"What were you up to today?" He stared across the table at me, rolling the empty tumbler around on the wooden table-top.
I shrugged. "Out. Walking and things."
"Building dams again?" he sneered.
"No," I said, shaking my head confidently and biting the apple. "Not today."
"I hope you weren't out killing any of God's creatures." I shrugged at him again. Of course I was out killing things. How the hell am I supposed to get heads and bodies for the Poles and the Bunker if I don't kill things? There just aren't enough natural deaths. You can't explain that sort of thing to people, though.

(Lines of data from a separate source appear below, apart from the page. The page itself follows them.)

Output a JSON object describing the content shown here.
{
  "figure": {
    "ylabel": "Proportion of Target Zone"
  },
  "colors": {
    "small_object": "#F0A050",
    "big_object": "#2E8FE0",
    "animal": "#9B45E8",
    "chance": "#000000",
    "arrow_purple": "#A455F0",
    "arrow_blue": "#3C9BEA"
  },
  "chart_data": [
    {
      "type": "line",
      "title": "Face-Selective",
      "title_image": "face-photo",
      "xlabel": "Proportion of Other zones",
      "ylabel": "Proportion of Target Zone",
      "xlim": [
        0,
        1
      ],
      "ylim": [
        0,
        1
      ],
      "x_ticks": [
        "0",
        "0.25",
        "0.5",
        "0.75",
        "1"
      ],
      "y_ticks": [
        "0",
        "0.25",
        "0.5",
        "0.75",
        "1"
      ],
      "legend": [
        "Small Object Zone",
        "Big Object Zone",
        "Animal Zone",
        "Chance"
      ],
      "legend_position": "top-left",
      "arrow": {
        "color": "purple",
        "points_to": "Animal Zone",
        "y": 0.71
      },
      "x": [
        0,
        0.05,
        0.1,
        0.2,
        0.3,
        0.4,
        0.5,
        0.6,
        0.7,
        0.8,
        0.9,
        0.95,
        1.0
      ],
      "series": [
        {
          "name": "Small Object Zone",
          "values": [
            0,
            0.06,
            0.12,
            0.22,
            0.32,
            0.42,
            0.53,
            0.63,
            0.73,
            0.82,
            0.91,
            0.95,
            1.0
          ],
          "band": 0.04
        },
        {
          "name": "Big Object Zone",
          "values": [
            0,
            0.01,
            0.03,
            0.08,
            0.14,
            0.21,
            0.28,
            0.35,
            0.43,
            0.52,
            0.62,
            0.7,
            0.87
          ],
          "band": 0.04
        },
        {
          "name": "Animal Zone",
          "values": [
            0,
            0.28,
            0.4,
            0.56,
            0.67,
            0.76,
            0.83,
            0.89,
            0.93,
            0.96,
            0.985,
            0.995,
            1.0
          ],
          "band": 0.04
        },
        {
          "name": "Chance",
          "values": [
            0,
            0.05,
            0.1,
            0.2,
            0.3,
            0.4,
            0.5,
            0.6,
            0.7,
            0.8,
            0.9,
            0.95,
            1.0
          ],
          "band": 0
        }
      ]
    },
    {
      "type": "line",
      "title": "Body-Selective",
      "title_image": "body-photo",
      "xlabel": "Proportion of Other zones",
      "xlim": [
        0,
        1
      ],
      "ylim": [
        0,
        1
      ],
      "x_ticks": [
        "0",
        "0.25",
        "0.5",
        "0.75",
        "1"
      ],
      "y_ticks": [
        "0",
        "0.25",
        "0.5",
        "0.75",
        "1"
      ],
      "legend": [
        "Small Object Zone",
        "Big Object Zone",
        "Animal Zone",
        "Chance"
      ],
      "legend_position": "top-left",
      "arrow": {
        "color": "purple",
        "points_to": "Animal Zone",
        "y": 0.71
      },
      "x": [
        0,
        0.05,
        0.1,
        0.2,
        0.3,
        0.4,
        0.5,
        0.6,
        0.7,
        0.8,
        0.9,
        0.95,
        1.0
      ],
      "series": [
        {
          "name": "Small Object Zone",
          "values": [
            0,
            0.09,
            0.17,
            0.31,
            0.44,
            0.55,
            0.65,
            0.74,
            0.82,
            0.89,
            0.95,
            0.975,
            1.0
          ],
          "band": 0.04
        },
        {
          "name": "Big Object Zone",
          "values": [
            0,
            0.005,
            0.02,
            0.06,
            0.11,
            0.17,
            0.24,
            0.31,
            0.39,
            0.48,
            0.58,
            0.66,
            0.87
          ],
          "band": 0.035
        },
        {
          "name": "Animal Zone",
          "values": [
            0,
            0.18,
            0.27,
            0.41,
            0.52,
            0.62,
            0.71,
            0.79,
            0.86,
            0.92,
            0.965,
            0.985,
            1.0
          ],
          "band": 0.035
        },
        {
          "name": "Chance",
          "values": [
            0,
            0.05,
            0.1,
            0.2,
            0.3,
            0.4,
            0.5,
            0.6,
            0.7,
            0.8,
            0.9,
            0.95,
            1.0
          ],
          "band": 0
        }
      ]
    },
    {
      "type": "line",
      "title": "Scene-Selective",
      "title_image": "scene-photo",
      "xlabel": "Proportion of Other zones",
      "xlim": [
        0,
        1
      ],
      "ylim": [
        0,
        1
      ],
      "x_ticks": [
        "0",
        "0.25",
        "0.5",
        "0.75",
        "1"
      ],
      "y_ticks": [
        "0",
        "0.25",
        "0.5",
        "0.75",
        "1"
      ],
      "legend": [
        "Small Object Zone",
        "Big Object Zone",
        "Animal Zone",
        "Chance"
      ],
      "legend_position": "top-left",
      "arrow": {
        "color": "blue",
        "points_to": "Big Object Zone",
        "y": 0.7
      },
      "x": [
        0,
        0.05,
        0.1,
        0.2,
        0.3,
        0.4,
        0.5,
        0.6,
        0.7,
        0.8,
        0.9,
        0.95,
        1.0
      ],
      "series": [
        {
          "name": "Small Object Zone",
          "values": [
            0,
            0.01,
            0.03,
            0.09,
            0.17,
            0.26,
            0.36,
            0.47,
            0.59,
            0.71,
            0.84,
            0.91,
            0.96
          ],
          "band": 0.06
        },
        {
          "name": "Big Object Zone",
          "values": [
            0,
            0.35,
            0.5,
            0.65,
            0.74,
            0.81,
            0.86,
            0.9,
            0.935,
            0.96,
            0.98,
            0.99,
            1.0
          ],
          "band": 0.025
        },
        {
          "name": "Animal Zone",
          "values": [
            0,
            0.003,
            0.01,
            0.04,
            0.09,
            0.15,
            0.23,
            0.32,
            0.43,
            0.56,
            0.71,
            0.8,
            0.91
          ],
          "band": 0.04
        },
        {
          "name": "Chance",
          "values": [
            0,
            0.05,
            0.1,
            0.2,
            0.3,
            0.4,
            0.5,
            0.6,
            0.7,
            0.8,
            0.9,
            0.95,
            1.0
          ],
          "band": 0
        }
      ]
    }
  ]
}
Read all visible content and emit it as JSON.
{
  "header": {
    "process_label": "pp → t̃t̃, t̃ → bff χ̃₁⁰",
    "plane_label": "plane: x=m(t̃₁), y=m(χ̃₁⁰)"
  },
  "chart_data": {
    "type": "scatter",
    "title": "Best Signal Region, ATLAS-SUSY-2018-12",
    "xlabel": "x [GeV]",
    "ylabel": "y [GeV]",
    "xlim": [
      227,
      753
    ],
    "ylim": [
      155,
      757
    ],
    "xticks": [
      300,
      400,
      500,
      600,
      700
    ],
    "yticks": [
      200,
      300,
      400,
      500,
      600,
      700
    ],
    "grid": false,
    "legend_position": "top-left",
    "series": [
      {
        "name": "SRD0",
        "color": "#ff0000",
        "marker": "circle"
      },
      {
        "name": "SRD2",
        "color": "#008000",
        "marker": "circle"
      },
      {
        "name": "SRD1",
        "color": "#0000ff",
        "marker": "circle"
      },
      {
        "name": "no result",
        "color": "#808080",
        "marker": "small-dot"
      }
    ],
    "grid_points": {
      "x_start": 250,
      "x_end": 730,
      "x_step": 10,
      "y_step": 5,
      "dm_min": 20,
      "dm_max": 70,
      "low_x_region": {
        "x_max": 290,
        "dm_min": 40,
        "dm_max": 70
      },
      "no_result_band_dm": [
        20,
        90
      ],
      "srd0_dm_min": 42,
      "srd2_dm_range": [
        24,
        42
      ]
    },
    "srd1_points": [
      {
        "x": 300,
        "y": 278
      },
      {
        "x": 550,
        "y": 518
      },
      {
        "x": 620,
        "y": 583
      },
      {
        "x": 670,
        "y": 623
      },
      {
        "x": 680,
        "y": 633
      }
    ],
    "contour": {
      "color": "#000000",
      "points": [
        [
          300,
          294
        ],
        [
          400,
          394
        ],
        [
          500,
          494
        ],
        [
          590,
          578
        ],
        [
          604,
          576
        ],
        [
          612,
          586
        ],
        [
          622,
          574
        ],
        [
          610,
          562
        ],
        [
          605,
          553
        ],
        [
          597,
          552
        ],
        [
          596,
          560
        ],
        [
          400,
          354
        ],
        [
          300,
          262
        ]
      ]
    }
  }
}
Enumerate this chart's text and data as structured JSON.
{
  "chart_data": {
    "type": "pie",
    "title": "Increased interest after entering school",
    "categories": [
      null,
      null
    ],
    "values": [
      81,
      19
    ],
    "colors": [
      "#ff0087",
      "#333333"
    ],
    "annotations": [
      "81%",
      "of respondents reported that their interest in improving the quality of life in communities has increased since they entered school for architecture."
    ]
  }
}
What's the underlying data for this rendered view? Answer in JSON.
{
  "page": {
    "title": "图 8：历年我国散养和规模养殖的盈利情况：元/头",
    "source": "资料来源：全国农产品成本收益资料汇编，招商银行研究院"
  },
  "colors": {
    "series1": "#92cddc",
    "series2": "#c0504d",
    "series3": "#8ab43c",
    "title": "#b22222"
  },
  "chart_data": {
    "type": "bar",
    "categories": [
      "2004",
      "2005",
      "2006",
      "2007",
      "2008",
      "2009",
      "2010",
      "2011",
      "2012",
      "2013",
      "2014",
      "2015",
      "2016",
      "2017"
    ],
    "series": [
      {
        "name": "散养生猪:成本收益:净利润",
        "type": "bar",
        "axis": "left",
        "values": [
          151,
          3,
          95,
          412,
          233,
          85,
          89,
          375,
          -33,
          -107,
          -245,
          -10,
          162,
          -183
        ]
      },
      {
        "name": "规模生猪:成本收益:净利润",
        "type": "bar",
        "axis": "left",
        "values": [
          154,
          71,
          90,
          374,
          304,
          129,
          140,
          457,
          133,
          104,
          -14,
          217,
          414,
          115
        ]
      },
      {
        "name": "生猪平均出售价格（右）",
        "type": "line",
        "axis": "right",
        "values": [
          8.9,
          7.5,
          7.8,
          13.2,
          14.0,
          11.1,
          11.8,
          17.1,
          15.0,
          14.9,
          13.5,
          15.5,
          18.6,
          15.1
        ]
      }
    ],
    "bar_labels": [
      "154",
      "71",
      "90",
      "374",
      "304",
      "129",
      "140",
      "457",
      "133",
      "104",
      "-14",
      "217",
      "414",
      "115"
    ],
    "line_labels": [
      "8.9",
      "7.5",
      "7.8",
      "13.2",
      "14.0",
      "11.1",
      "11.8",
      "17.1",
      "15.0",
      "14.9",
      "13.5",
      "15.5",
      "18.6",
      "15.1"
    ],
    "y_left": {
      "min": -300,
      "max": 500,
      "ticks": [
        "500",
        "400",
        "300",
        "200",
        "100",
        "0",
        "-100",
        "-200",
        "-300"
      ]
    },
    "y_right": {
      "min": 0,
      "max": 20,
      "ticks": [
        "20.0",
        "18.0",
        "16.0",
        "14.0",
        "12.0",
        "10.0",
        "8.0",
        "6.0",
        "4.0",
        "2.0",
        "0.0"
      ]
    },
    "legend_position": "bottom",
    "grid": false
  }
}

"Sometimes I think you're the one who should be in hospital, not Eric." He was looking at me from under his dark brows, his voice low. Once, that sort of talk would have scared me, but not now. I'm nearly seventeen, and not a child. Here in Scotland I'm old enough to get married without my parent's permission, and have been for a year. There wouldn't be much point to me getting married perhaps — I'll admit that — but the principle is there.
Besides, I'm not Eric; I'm me and I'm here and that's all there is to it. I don't bother people and they had best not bother me if they know what's good for them. I don't go giving people presents of burning dogs, or frighten the local toddlers with handfuls of maggots and mouthfuls of worms. The people in the town may say "Oh, he's not all there, you know," but that's just their little joke (and sometimes, just to rub it in, they don't point to their heads as they say it); I don't mind. I've learned to live with my disability, and learned to live without other people, so it's no skin off my nose.